Purpose

This week’s Tidy Tuesday is regarding the number of PhDs awarded in each field by year. This information is provided by the National Science Foundation, and can be found in cleaned form at the Tidy Tuesday website. In honor of Carson Sievert’s RStudio webinar on plotly.js, I decided to make all of the plots with the plotly package, adding some basic interactivity. Go ahead, hover over the graphs. I originally used just ggplot2, and the transition to plotly graphs was easy. There are a few caveats (legend position, for example), but all in all the code is not a lot different, and I think the interactivity is great.

Setup

Data

The data consists of year, number of PhDs, and three nested levels of categorization.

phd_field <- readr::read_csv("https://raw.githubusercontent.com/rfordatascience/tidytuesday/master/data/2019/2019-02-19/phd_by_field.csv")

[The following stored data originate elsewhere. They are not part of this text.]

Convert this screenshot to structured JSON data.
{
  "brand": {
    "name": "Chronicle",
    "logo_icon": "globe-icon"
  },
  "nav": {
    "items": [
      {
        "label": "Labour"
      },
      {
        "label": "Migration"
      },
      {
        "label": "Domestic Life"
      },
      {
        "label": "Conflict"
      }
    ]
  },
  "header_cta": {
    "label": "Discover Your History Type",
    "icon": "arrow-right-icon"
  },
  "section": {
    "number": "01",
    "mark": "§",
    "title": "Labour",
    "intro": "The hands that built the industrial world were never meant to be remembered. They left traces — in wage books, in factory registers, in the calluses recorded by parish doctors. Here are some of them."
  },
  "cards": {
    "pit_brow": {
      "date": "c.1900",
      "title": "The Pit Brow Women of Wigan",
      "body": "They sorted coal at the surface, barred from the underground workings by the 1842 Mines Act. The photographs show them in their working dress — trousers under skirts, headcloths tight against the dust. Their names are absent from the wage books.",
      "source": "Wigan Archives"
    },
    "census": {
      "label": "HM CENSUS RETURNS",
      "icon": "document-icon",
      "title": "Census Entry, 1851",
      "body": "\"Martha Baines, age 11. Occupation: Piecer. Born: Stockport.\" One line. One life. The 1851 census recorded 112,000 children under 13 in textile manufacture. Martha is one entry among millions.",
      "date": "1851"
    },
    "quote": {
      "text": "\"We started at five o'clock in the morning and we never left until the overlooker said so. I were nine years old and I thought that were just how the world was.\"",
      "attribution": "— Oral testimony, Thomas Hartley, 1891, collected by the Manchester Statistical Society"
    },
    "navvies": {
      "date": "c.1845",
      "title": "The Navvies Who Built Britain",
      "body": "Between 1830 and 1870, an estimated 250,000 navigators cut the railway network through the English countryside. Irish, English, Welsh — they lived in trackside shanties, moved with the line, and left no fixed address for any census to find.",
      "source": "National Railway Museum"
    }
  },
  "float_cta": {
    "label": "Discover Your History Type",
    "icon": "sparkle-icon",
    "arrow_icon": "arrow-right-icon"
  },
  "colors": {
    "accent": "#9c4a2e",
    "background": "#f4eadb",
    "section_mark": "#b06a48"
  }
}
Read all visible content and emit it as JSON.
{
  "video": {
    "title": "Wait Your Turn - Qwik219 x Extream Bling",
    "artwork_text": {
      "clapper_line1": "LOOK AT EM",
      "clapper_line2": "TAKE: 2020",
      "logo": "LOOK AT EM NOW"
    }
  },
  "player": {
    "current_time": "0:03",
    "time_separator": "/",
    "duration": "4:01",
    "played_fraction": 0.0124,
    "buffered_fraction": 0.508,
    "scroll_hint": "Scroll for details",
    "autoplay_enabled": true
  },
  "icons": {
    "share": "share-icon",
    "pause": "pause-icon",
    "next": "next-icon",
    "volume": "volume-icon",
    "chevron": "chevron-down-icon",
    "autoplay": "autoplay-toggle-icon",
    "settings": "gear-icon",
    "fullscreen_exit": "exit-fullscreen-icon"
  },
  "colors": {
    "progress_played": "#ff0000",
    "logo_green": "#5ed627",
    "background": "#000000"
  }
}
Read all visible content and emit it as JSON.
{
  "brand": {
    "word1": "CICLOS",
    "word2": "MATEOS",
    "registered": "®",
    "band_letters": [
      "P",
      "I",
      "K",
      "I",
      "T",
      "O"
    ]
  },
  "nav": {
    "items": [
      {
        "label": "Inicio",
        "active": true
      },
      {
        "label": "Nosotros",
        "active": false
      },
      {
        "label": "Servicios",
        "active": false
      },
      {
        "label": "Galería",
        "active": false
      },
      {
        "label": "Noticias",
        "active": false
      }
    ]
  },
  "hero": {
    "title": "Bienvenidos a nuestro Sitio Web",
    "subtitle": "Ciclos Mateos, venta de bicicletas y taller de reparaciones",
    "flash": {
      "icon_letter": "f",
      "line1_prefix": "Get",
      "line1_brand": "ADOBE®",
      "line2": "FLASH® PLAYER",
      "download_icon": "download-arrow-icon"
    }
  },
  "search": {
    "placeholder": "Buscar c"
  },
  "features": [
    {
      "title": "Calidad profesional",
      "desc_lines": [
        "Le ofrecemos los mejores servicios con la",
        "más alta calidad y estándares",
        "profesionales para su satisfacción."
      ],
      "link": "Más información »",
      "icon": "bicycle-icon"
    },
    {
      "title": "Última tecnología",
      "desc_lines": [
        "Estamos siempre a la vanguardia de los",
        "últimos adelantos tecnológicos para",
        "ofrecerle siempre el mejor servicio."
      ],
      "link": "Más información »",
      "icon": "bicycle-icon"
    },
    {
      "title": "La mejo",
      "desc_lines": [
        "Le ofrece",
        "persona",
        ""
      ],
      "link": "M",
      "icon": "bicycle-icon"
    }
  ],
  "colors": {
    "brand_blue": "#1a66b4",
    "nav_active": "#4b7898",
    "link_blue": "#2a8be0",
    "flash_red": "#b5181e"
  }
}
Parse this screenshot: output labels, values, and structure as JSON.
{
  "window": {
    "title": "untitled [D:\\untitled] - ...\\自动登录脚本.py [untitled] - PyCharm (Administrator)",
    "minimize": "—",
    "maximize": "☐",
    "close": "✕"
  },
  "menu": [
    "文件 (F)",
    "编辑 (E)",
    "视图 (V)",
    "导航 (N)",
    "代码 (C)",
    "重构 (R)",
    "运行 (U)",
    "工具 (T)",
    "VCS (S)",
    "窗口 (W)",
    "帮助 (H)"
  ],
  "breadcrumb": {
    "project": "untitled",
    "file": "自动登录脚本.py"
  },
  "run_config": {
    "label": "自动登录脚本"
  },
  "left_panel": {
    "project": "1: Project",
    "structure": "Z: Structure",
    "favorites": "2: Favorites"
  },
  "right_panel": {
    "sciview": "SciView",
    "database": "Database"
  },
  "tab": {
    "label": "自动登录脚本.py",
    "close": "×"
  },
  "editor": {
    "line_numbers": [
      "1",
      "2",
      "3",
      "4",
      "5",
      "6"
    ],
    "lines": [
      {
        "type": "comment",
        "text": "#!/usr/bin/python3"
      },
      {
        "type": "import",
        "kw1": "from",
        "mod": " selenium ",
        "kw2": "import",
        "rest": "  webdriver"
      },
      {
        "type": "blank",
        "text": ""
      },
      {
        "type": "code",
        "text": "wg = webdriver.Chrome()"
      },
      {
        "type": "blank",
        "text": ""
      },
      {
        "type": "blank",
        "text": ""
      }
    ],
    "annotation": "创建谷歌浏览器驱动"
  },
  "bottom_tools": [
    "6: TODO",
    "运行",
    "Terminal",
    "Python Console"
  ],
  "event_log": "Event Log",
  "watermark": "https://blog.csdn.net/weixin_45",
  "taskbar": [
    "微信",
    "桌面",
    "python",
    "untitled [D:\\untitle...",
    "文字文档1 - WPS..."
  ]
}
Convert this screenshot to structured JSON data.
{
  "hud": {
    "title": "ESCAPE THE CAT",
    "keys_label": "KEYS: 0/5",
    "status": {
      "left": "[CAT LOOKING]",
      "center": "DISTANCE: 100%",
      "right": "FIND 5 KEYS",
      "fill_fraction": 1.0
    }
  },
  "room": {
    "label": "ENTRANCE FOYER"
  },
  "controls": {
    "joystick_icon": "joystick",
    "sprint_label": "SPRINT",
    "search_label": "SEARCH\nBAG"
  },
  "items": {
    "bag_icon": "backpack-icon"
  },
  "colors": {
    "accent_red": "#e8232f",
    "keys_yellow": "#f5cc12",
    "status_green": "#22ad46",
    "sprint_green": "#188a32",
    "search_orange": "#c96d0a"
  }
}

## Parsed with column specification:
## cols(
##   broad_field = col_character(),
##   major_field = col_character(),
##   field = col_character(),
##   year = col_double(),
##   n_phds = col_double()
## )

Exploration

I noticed upon viewing that there are some NAs:

phd_field %>% 
  count(is.na(n_phds))

## # A tibble: 2 x 2
##   `is.na(n_phds)`     n
##   <lgl>           <int>
## 1 FALSE            3092
## 2 TRUE              278

So there are 278 NAs. In this particular case, because these are counts and because of the way they are cleaned (see the website above for more info), I think it is safe to assume that these NAs are actually 0. I would not make this assumption for just any analysis! It’s pure logic here.

phd_field %>% 
  mutate(n_phds = if_else(is.na(n_phds), 0, n_phds, 0)) ->
  phd_field

Ok, now that we’ve dealt with missing data, let’s do a quick exploration of the different levels. First up is the “broad field” broad_field.

phd_field %>% 
  mutate(broad_field = str_replace(broad_field, " and ", "/"),
         broad_field = str_replace_all(broad_field, "sciences", "sci"),
         broad_field = str_replace(broad_field, "Mathematics", "Math")) %>% 
  group_by(broad_field, year) %>% 
  summarize(n_phds = sum(n_phds)) %>% 
  ungroup() %>% 
  ggplot(aes(x = year, y = n_phds, 
             fill = fct_reorder(broad_field, n_phds, .fun = median))) + 
  geom_area(stat = "identity") +
  xlab("Year") + ylab("Number of PhDs awarded") + labs(fill = "") +
  scale_x_continuous(breaks = seq(min(phd_field$year), max(phd_field$year), by = 2)) +
  scale_fill_viridis_d() +
  theme_minimal() ->
  p

ggplotly(p)

With this ordering of broad field by median count, we see a couple of things right away. Life sciences is the most awarded field over time, followed by psychology/social sciences and then humanities. PhDs seem to be trending up a little bit over time (with the exception of the period following the Great Recession) and perhaps stabilizing now. Most PhDs seem to be in STEM fields. Education PhDs decreased after the Great Recession but stabilized. All others seem stable or have grown somewhat.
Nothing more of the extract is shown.